The undercooking citation compounds that picture. Bacterial pathogens are destroyed by heat, and minimum temperature requirements exist precisely because they represent the threshold at which that destruction is reliable. A kitchen that is not hitting those temperatures is serving food that may still carry live bacteria.

Improper handwashing technique is often dismissed as a minor procedural note. It is not. Inspectors cited the technique itself, not just the absence of handwashing. That means employees at Bay 13 went through the motions of washing their hands without actually eliminating the pathogens on them, and then continued handling food.

The biofilm finding on multi-use utensils ties directly to the handwashing and surface sanitation failures. Bacterial biofilms can form on improperly cleaned equipment within 24 hours and become increasingly resistant to standard cleaning agents over time. When a kitchen is failing on handwashing, surface sanitation, and utensil cleaning simultaneously, those failures reinforce each other.

The Longer Record

The April 2026 inspection is not an outlier. It is the latest entry in a consistent pattern.

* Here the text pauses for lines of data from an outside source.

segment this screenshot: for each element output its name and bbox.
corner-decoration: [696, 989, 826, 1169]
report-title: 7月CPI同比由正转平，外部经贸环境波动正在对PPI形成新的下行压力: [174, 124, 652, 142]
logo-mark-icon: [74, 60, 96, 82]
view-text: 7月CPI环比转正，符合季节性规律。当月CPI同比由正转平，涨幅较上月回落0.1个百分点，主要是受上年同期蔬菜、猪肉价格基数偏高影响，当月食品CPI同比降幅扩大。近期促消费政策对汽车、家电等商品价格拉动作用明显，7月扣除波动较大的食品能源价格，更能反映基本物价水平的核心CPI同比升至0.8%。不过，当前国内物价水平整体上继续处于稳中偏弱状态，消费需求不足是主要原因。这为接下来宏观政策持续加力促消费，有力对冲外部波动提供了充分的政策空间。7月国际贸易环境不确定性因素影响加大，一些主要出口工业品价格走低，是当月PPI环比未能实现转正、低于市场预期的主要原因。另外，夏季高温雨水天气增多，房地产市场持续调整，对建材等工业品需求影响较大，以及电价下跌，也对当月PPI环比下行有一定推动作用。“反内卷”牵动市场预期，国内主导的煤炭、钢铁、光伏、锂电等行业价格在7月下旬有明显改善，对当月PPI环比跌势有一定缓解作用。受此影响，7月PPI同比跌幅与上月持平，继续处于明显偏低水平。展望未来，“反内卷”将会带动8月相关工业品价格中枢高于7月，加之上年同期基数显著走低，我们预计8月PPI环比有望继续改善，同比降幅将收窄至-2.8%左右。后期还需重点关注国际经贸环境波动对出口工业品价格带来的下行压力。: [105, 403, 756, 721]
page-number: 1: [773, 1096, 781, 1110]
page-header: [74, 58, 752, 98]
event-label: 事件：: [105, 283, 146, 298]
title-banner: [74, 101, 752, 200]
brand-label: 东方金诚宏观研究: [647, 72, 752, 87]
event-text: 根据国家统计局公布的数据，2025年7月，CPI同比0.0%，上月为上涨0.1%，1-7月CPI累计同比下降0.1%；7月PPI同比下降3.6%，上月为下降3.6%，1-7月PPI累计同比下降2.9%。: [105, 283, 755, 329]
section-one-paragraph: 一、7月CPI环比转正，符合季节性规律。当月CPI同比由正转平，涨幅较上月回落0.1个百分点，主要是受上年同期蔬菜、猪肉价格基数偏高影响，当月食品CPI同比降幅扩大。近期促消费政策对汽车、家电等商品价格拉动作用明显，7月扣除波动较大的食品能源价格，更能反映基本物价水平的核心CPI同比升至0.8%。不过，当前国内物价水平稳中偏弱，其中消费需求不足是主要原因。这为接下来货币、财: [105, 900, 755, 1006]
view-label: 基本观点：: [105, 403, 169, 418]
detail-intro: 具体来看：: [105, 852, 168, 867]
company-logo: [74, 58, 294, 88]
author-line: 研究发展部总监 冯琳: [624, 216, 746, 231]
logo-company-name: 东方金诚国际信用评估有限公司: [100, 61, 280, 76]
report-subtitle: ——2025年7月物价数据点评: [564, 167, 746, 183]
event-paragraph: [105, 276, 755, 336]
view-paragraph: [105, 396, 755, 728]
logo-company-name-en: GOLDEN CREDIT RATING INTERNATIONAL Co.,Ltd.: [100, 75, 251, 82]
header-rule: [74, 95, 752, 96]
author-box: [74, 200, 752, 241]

Bay 13 Brewery has accumulated 161 total violations across 16 inspections on record. The facility was emergency-closed once before, in October 2025, after inspectors documented fly activity. It passed a follow-up inspection the next day and reopened.

The inspection immediately before that closure, on October 8, 2025, produced eight high-severity and four intermediate violations. The visit before that, in April 2025, produced 11 high-severity and five intermediate violations. The April 4, 2025 inspection is the worst single visit in the facility's recorded history.

High-severity violations have appeared at Bay 13 in every inspection since February 2024, with the sole exception of that February visit itself, which drew zero high-severity citations. Every inspection since has produced at least four.

Open for Business

The pattern raises a specific question the records do not answer: at what point does a facility's cumulative violation history factor into a closure decision.

Bay 13 was not emergency-closed after its April 4, 2025 inspection, which produced 11 high-severity violations. It was not closed after its October 8, 2025 inspection, which produced eight high-severity violations, though inspectors did close it that same day for fly activity. It was not closed after its December 2025 inspection, which produced four high-severity violations.

It was not closed after the April 21, 2026 inspection either.

Seven high-severity violations, including improperly stored toxic chemicals, undercooked food, adulterated food, and a missing consumer advisory, and Bay 13 Brewery and Kitchen on Alhambra Plaza remained open.